Die Spanierinnen schuften heute pro Tag nur noch gut vier Stunden am Herd und im Heim, rund eine halbe Stunde weniger als noch Mitte der 90er Jahre, natürlich alles nur, damit es ihren Machos und Kindern gut geht. "Eine positive Entwicklung" lobt Spaniens Sozialministerium. "Wenn wir vorwärts schauen, scheint dies ein kleiner Schritt zu sein. Aber wenn wir zurücksehen, ist es ein Riesenschritt."

Minute für Minute kommt das Macho-Paradies Spanien also der Gleichberechtigung näher. Insofern werden die nächsten 12 Monate ein leicht hoffnungsvolles Jahr für Spaniens Frauen sein. Sie können sich ausrechnen, wenn die Machos weiter so gute Fortschritte machen, dass ihnen ihre Männer in rund 100 Jahren ebenbürtig sein werden. Wenigstens in Sachen Hausarbeit.

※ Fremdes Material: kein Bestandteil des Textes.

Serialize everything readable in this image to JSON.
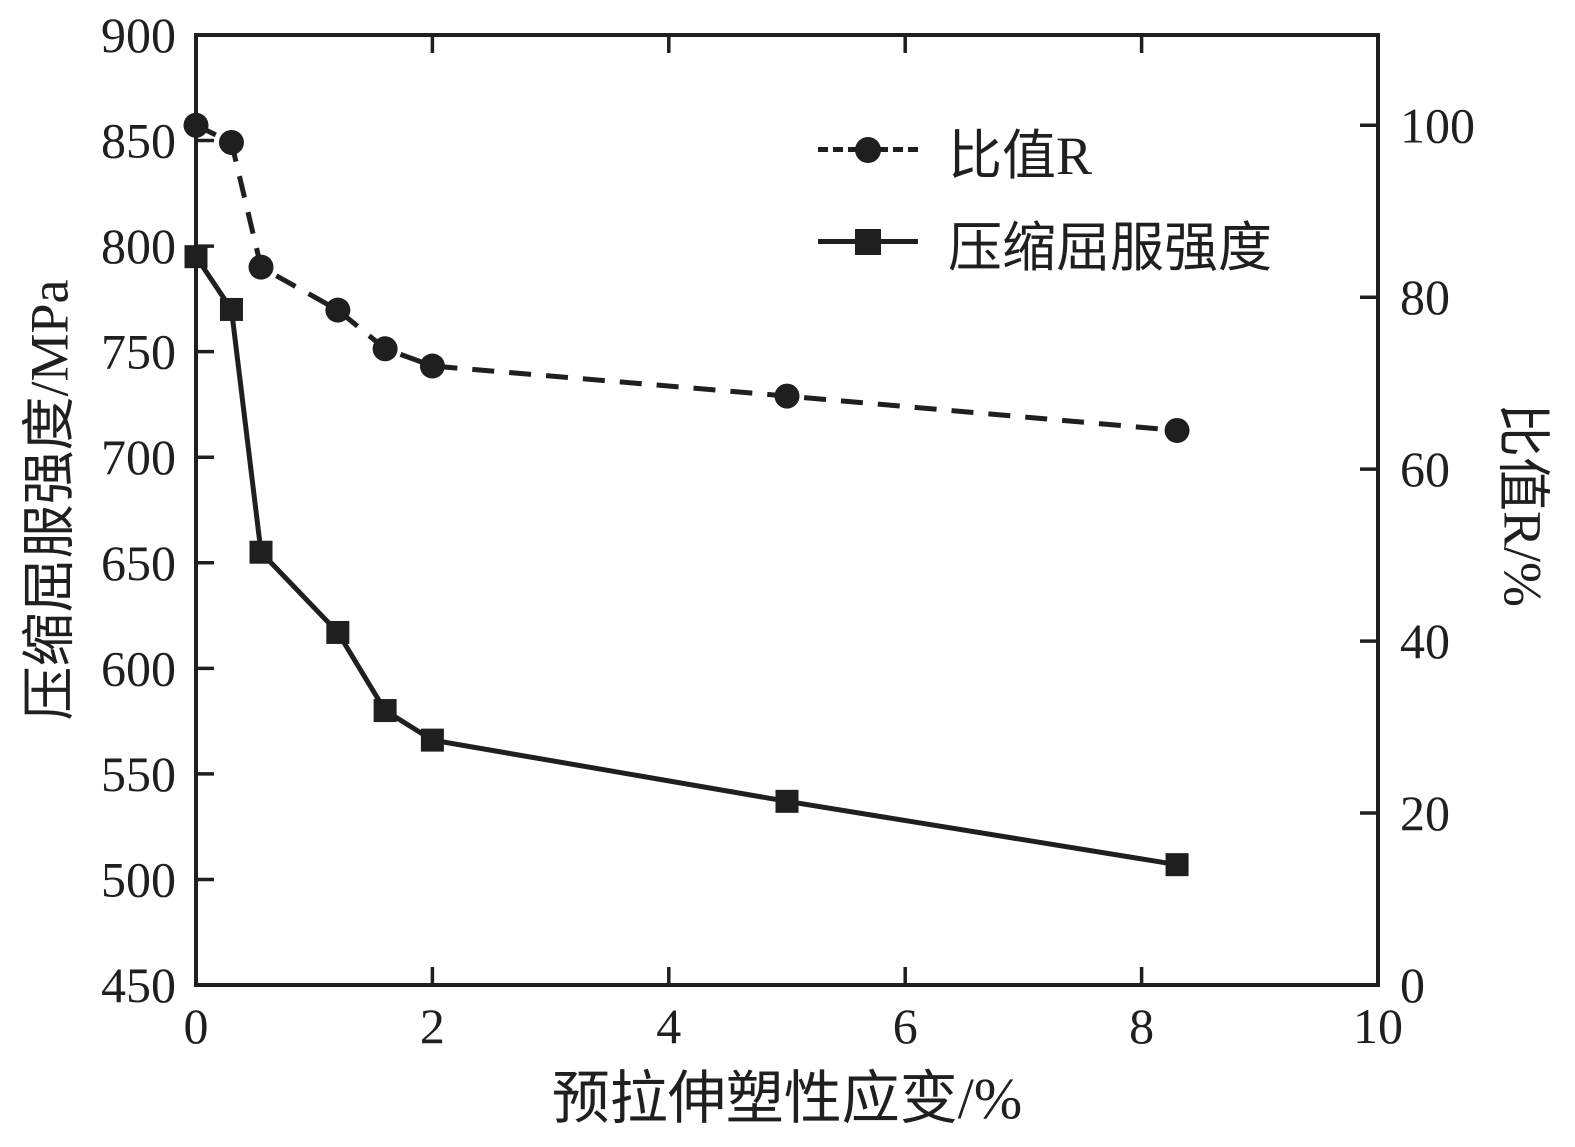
{
  "figure": {
    "background": "#ffffff",
    "ink_color": "#1f1f1f"
  },
  "chart_data": {
    "type": "line",
    "title": "",
    "xlabel": "预拉伸塑性应变/%",
    "ylabel_left": "压缩屈服强度/MPa",
    "ylabel_right": "比值R/%",
    "xlim": [
      0,
      10
    ],
    "x_ticks": [
      0,
      2,
      4,
      6,
      8,
      10
    ],
    "ylim_left": [
      450,
      900
    ],
    "y_ticks_left": [
      450,
      500,
      550,
      600,
      650,
      700,
      750,
      800,
      850,
      900
    ],
    "ylim_right": [
      0,
      110.5
    ],
    "y_ticks_right": [
      0,
      20,
      40,
      60,
      80,
      100
    ],
    "grid": false,
    "legend_position": "upper-center-right-inside",
    "series": [
      {
        "name": "比值R",
        "axis": "right",
        "marker": "circle",
        "line_style": "dashed",
        "color": "#1f1f1f",
        "x": [
          0,
          0.3,
          0.55,
          1.2,
          1.6,
          2.0,
          5.0,
          8.3
        ],
        "y": [
          100,
          98,
          83.5,
          78.5,
          74,
          72,
          68.5,
          64.5
        ]
      },
      {
        "name": "压缩屈服强度",
        "axis": "left",
        "marker": "square",
        "line_style": "solid",
        "color": "#1f1f1f",
        "x": [
          0,
          0.3,
          0.55,
          1.2,
          1.6,
          2.0,
          5.0,
          8.3
        ],
        "y": [
          795,
          770,
          655,
          617,
          580,
          566,
          537,
          507
        ]
      }
    ]
  }
}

Übrigens: Spaniens Frauen haben sich in der europäischen Statistik auch den Ruf erworben, am penibelsten beim Kampf gegen den Staub zu sein. Sie greifen im Schnitt ein gutes Dutzend Mal pro Woche zum Staubwedel. Aus all dem Zahlensalat der Haushalts- und Staubwedelforschung lässt sich schließen: Spaniens Familienheime sind blitzsauber, aber auch nur - und das gilt wohl noch für lange Zeit - Dank der Herrin im Haus.